Strip PII before the prompt, not after the answer

See Custosa inspect every record and field at runtime and redact above clearance before the context reaches the model, the same way whether you call OpenAI, Anthropic, or Gemini.

Frequently asked questions

How do you redact PII before sending it to an LLM?

You insert a redaction step after retrieval and before the model call. Resolve the caller's clearance, inspect the candidate context (evaluating structured fields against policy and scanning unstructured text with regex and NER), apply a deterministic pass or redact verdict to each field and entity, then build the prompt from only the approved result. Because the personally identifiable information is withheld before the prompt is assembled, the model never receives it, and therefore cannot leak it in an answer.

Why redact before the call instead of filtering output?

Output filtering runs after the model has already received the data, so the exposure has already happened: the PII was in the prompt, in transit, and in any provider logs before the filter ever ran. Output filters are also detection, not prevention, and they fail open, letting through anything they do not recognize. Redacting before the call prevents the exposure by construction, because unauthorized data never enters the context.

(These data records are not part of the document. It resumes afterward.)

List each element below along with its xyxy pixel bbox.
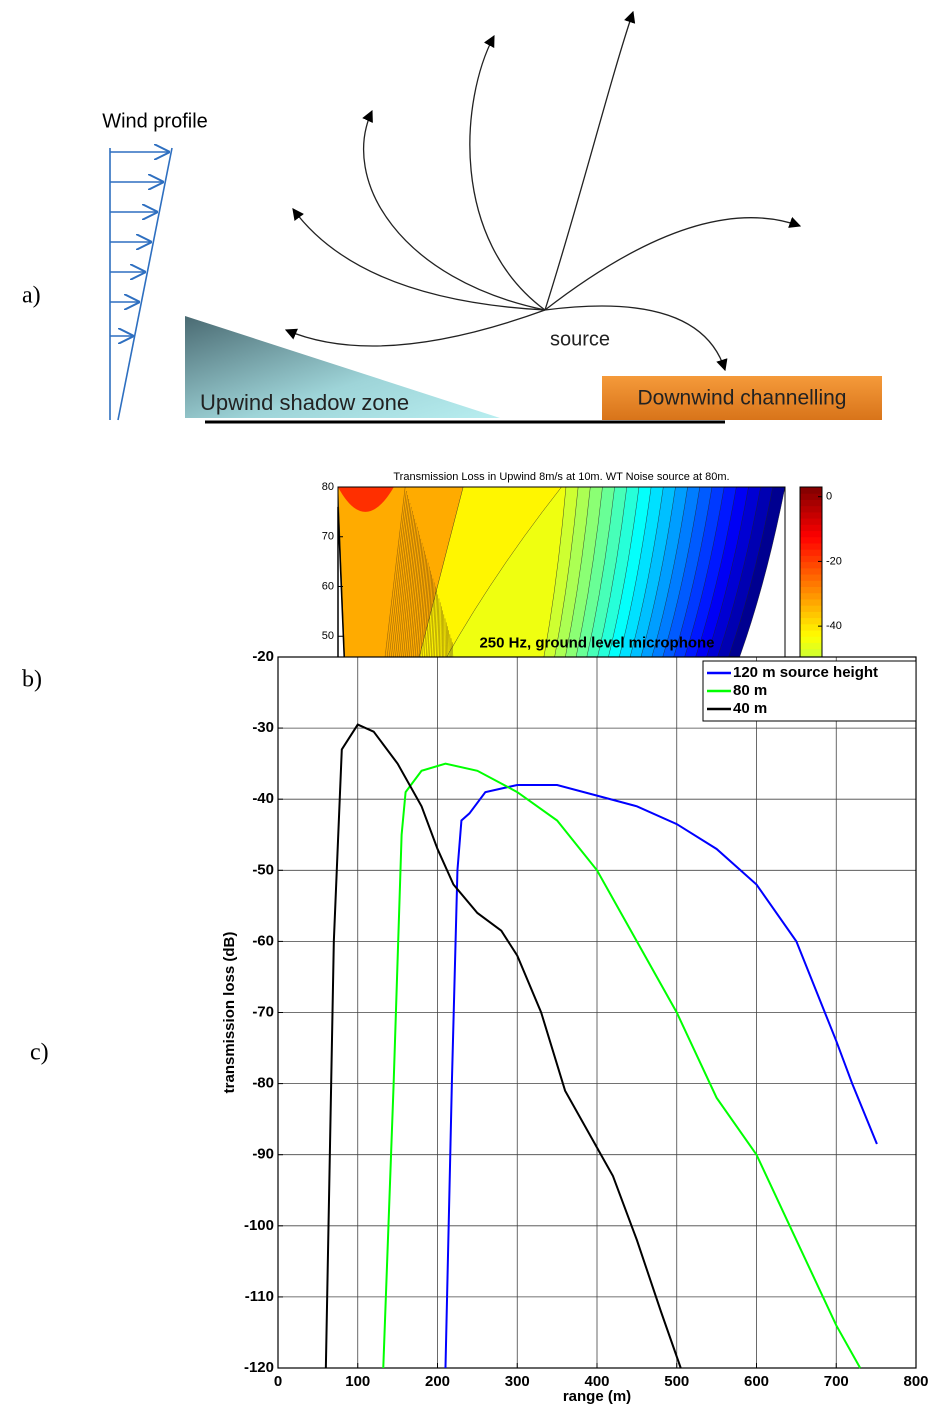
x-axis-label: range (m) [563,1388,631,1405]
y-tick-label: -80 [252,1075,274,1092]
y-tick-label: 80 [322,481,334,493]
y-tick-label: -30 [252,719,274,736]
colorbar-cell [800,599,822,606]
colorbar-tick-label: -20 [826,555,842,567]
x-tick-label: 500 [664,1373,689,1390]
colorbar-cell [800,524,822,531]
legend-label: 120 m source height [733,664,878,681]
colorbar-cell [800,568,822,575]
colorbar-cell [800,593,822,600]
x-tick-label: 300 [505,1373,530,1390]
colorbar-cell [800,499,822,506]
colorbar-cell [800,543,822,550]
colorbar-cell [800,580,822,587]
panel-label: c) [30,1040,49,1066]
x-tick-label: 600 [744,1373,769,1390]
colorbar-cell [800,562,822,569]
y-tick-label: -70 [252,1003,274,1020]
colorbar-cell [800,537,822,544]
colorbar-cell [800,611,822,618]
colorbar-cell [800,518,822,525]
y-tick-label: -50 [252,861,274,878]
y-tick-label: 50 [322,630,334,642]
y-tick-label: -120 [244,1359,274,1376]
colorbar-cell [800,506,822,513]
y-tick-label: -90 [252,1146,274,1163]
downwind-label: Downwind channelling [638,387,847,410]
legend-label: 80 m [733,682,767,699]
colorbar-cell [800,574,822,581]
chart-title: Transmission Loss in Upwind 8m/s at 10m.… [393,471,729,483]
y-tick-label: -20 [252,648,274,665]
source-label: source [550,328,610,350]
upwind-label: Upwind shadow zone [200,390,409,415]
wind-profile-label: Wind profile [102,110,208,132]
y-tick-label: -100 [244,1217,274,1234]
x-tick-label: 700 [824,1373,849,1390]
colorbar-tick-label: -40 [826,620,842,632]
colorbar-cell [800,649,822,656]
colorbar-cell [800,531,822,538]
y-axis-label: transmission loss (dB) [221,932,238,1094]
colorbar-cell [800,618,822,625]
wind-profile [110,148,172,420]
y-tick-label: 70 [322,531,334,543]
colorbar-cell [800,624,822,631]
colorbar-cell [800,512,822,519]
colorbar-cell [800,487,822,494]
y-tick-label: -40 [252,790,274,807]
colorbar-cell [800,549,822,556]
x-tick-label: 0 [274,1373,282,1390]
colorbar-cell [800,636,822,643]
panel-label: a) [22,283,41,309]
y-tick-label: 60 [322,580,334,592]
y-tick-label: -60 [252,932,274,949]
panel-label: b) [22,667,42,693]
colorbar-cell [800,642,822,649]
x-tick-label: 100 [345,1373,370,1390]
x-tick-label: 200 [425,1373,450,1390]
wind-diagram: Wind profile Upwind shadow zone Downwind… [102,12,882,422]
ray-paths [286,12,800,370]
x-tick-label: 800 [903,1373,928,1390]
colorbar-cell [800,587,822,594]
colorbar-tick-label: 0 [826,491,832,503]
chart-title: 250 Hz, ground level microphone [479,634,714,651]
colorbar-cell [800,605,822,612]
colorbar-cell [800,630,822,637]
y-tick-label: -110 [245,1288,274,1305]
legend-label: 40 m [733,700,767,717]
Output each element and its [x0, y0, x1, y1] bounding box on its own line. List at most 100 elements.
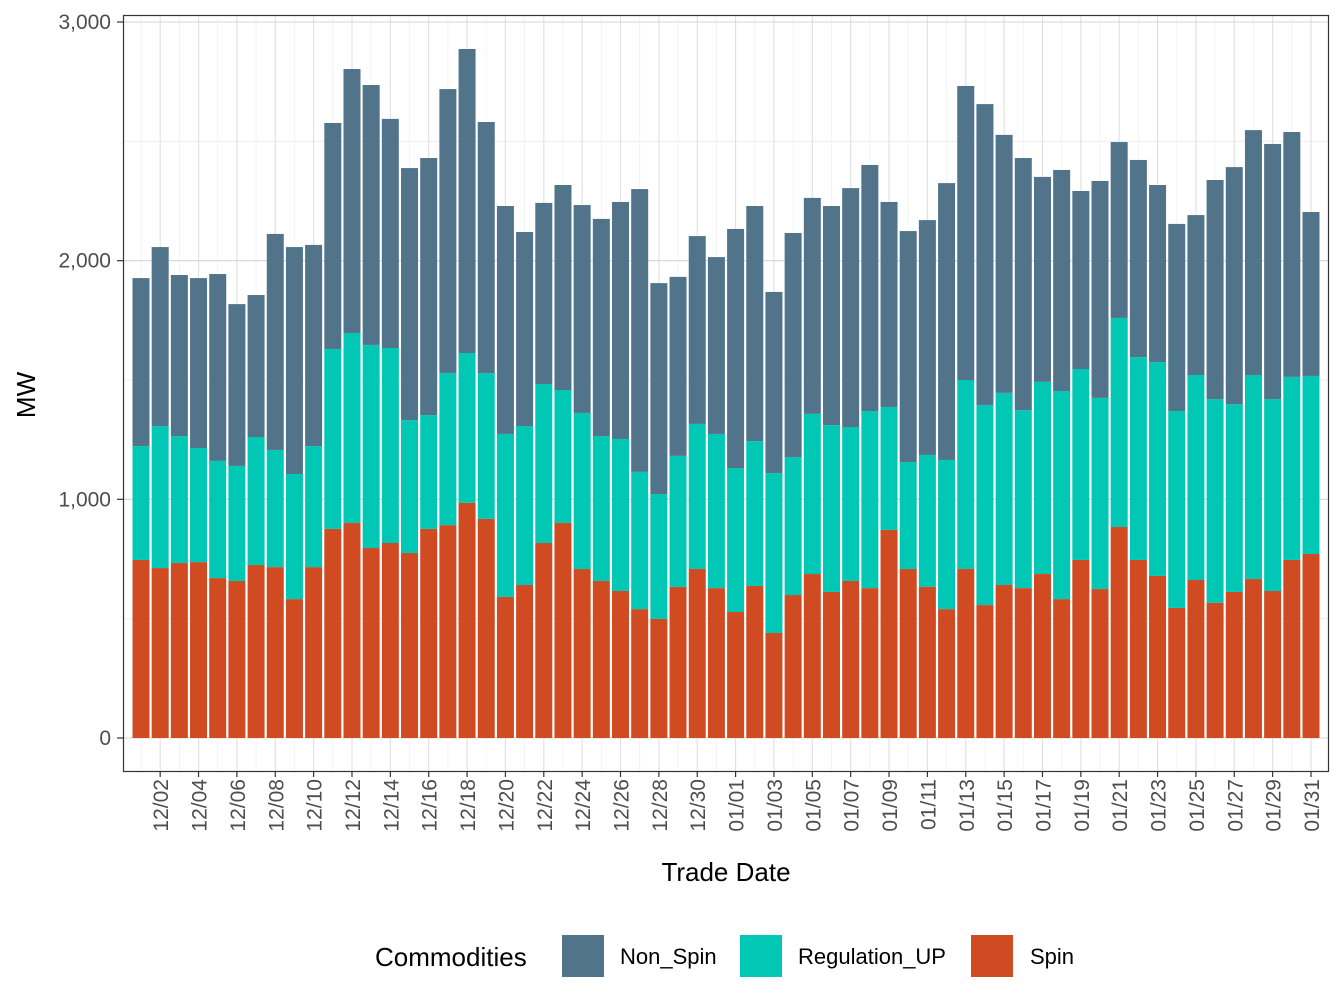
- bar-spin-12-07: [247, 564, 265, 738]
- bar-non_spin-12-21: [516, 232, 534, 427]
- bar-regulation_up-12-31: [707, 433, 725, 589]
- bar-regulation_up-01-25: [1187, 374, 1205, 581]
- bar-spin-01-05: [803, 574, 821, 738]
- bar-spin-01-12: [938, 609, 956, 738]
- bar-spin-12-30: [688, 569, 706, 738]
- x-tick-label: 01/03: [764, 779, 787, 832]
- bar-spin-12-08: [266, 567, 284, 738]
- bar-non_spin-12-19: [477, 122, 495, 374]
- bar-non_spin-01-05: [803, 197, 821, 414]
- bar-non_spin-12-05: [209, 274, 227, 461]
- x-tick-label: 01/09: [879, 779, 902, 832]
- bar-non_spin-12-31: [707, 257, 725, 434]
- bar-spin-12-31: [707, 588, 725, 738]
- x-tick-label: 01/07: [841, 779, 864, 832]
- bar-spin-01-19: [1072, 559, 1090, 738]
- bar-non_spin-12-20: [496, 206, 514, 434]
- bar-spin-01-14: [976, 605, 994, 738]
- bar-regulation_up-01-28: [1244, 374, 1262, 580]
- bar-regulation_up-01-23: [1149, 362, 1167, 576]
- bar-spin-01-20: [1091, 589, 1109, 738]
- x-tick-label: 12/18: [457, 779, 480, 832]
- bar-regulation_up-01-09: [880, 406, 898, 530]
- bar-regulation_up-01-08: [861, 411, 879, 589]
- bar-spin-01-24: [1168, 607, 1186, 738]
- bar-spin-01-03: [765, 632, 783, 738]
- bar-regulation_up-12-29: [669, 455, 687, 587]
- bar-regulation_up-01-05: [803, 413, 821, 575]
- y-tick-label: 3,000: [58, 11, 111, 34]
- bar-regulation_up-01-31: [1302, 375, 1320, 554]
- bar-non_spin-12-26: [612, 201, 630, 439]
- bar-spin-01-04: [784, 595, 802, 738]
- bar-spin-12-21: [516, 585, 534, 738]
- bar-regulation_up-12-09: [285, 474, 303, 600]
- bar-non_spin-01-01: [727, 228, 745, 469]
- bar-regulation_up-01-20: [1091, 397, 1109, 590]
- bar-spin-12-20: [496, 596, 514, 738]
- bar-regulation_up-12-18: [458, 353, 476, 503]
- bar-non_spin-01-30: [1283, 132, 1301, 377]
- y-axis-title: MW: [11, 371, 41, 418]
- bar-spin-01-09: [880, 529, 898, 738]
- bar-non_spin-12-07: [247, 295, 265, 438]
- bar-regulation_up-12-15: [401, 420, 419, 554]
- bar-non_spin-12-18: [458, 48, 476, 354]
- x-tick-label: 12/12: [342, 779, 365, 832]
- bar-non_spin-12-16: [420, 158, 438, 416]
- bar-spin-01-22: [1129, 559, 1147, 738]
- bar-spin-01-13: [957, 569, 975, 738]
- bar-non_spin-12-27: [631, 189, 649, 472]
- bar-regulation_up-01-01: [727, 468, 745, 612]
- bar-regulation_up-01-21: [1110, 317, 1128, 528]
- bar-regulation_up-12-03: [170, 436, 188, 564]
- bar-spin-12-03: [170, 563, 188, 738]
- bar-non_spin-01-20: [1091, 180, 1109, 398]
- bar-non_spin-12-24: [573, 205, 591, 413]
- bar-regulation_up-01-29: [1264, 399, 1282, 591]
- bar-non_spin-12-08: [266, 233, 284, 450]
- y-tick-label: 2,000: [58, 250, 111, 273]
- x-tick-label: 12/28: [649, 779, 672, 832]
- bar-regulation_up-01-02: [746, 441, 764, 586]
- bar-regulation_up-01-07: [842, 427, 860, 581]
- bar-regulation_up-01-24: [1168, 411, 1186, 608]
- bar-spin-12-01: [132, 559, 150, 738]
- bar-regulation_up-12-01: [132, 446, 150, 560]
- bar-non_spin-12-09: [285, 247, 303, 475]
- bar-non_spin-01-28: [1244, 130, 1262, 375]
- bar-regulation_up-12-28: [650, 494, 668, 619]
- bar-non_spin-01-17: [1033, 176, 1051, 382]
- bar-spin-01-11: [918, 586, 936, 738]
- bar-regulation_up-01-15: [995, 392, 1013, 586]
- bar-non_spin-01-02: [746, 206, 764, 442]
- bar-regulation_up-12-22: [535, 384, 553, 544]
- bar-spin-12-25: [592, 580, 610, 738]
- bar-spin-01-02: [746, 585, 764, 738]
- bar-non_spin-12-02: [151, 247, 169, 427]
- bar-spin-01-01: [727, 611, 745, 738]
- bar-spin-12-05: [209, 578, 227, 738]
- bar-non_spin-12-28: [650, 283, 668, 495]
- bar-non_spin-01-08: [861, 164, 879, 412]
- bar-spin-01-06: [822, 591, 840, 738]
- bar-regulation_up-12-10: [305, 446, 323, 568]
- bar-non_spin-12-06: [228, 304, 246, 466]
- bar-spin-01-15: [995, 585, 1013, 738]
- bar-regulation_up-12-05: [209, 460, 227, 579]
- bar-non_spin-12-23: [554, 185, 572, 391]
- bar-spin-01-08: [861, 588, 879, 738]
- bar-spin-12-06: [228, 580, 246, 738]
- bar-non_spin-01-07: [842, 188, 860, 428]
- bar-spin-12-19: [477, 518, 495, 738]
- bar-regulation_up-01-06: [822, 425, 840, 592]
- bar-regulation_up-12-17: [439, 373, 457, 526]
- x-tick-label: 01/05: [802, 779, 825, 832]
- bar-non_spin-01-04: [784, 232, 802, 458]
- x-tick-label: 01/15: [994, 779, 1017, 832]
- bar-spin-01-29: [1264, 590, 1282, 738]
- x-tick-label: 01/17: [1032, 779, 1055, 832]
- bar-regulation_up-01-18: [1053, 390, 1071, 600]
- bar-regulation_up-12-08: [266, 449, 284, 568]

Output checks can serve as a backstop, but they cannot be the load-bearing control.

Does redaction make the model less useful?

Not if it is role-aware and field-level rather than blanket. Blanket redaction strips every entity and can leave the context too sparse to be useful. Field-level, clearance-based redaction withholds only the fields a given caller is not entitled to see and passes the useful remainder through, so the same record yields a different, correct view for each role. A clinician sees the diagnosis but not the identifier; the model still has enough context to answer well, without receiving what the caller may not see.

Does this work with OpenAI, Anthropic, and Gemini?

Yes. The redaction step runs before the prompt is assembled, so it is independent of which model receives the prompt. The exact same step applies whether the approved context then goes to OpenAI, Anthropic's Claude, Google Gemini, or a self-hosted model. The provider is downstream of the redaction, so switching or mixing providers does not change how PII is removed and does not require redoing the controls.

How do you prove redaction happened?

With content-free evidence. Each pass or redact decision is signed with HMAC-SHA256 so it is attributable, and the entries are hash-chained into an append-only ledger so altering or removing one breaks the chain and is detectable. The record is content-free: it proves that a given field was redacted for a given caller without copying the field itself. Because it can be verified offline without contacting the vendor, an auditor can confirm independently that the redaction occurred, without the proof itself becoming a new copy of the PII.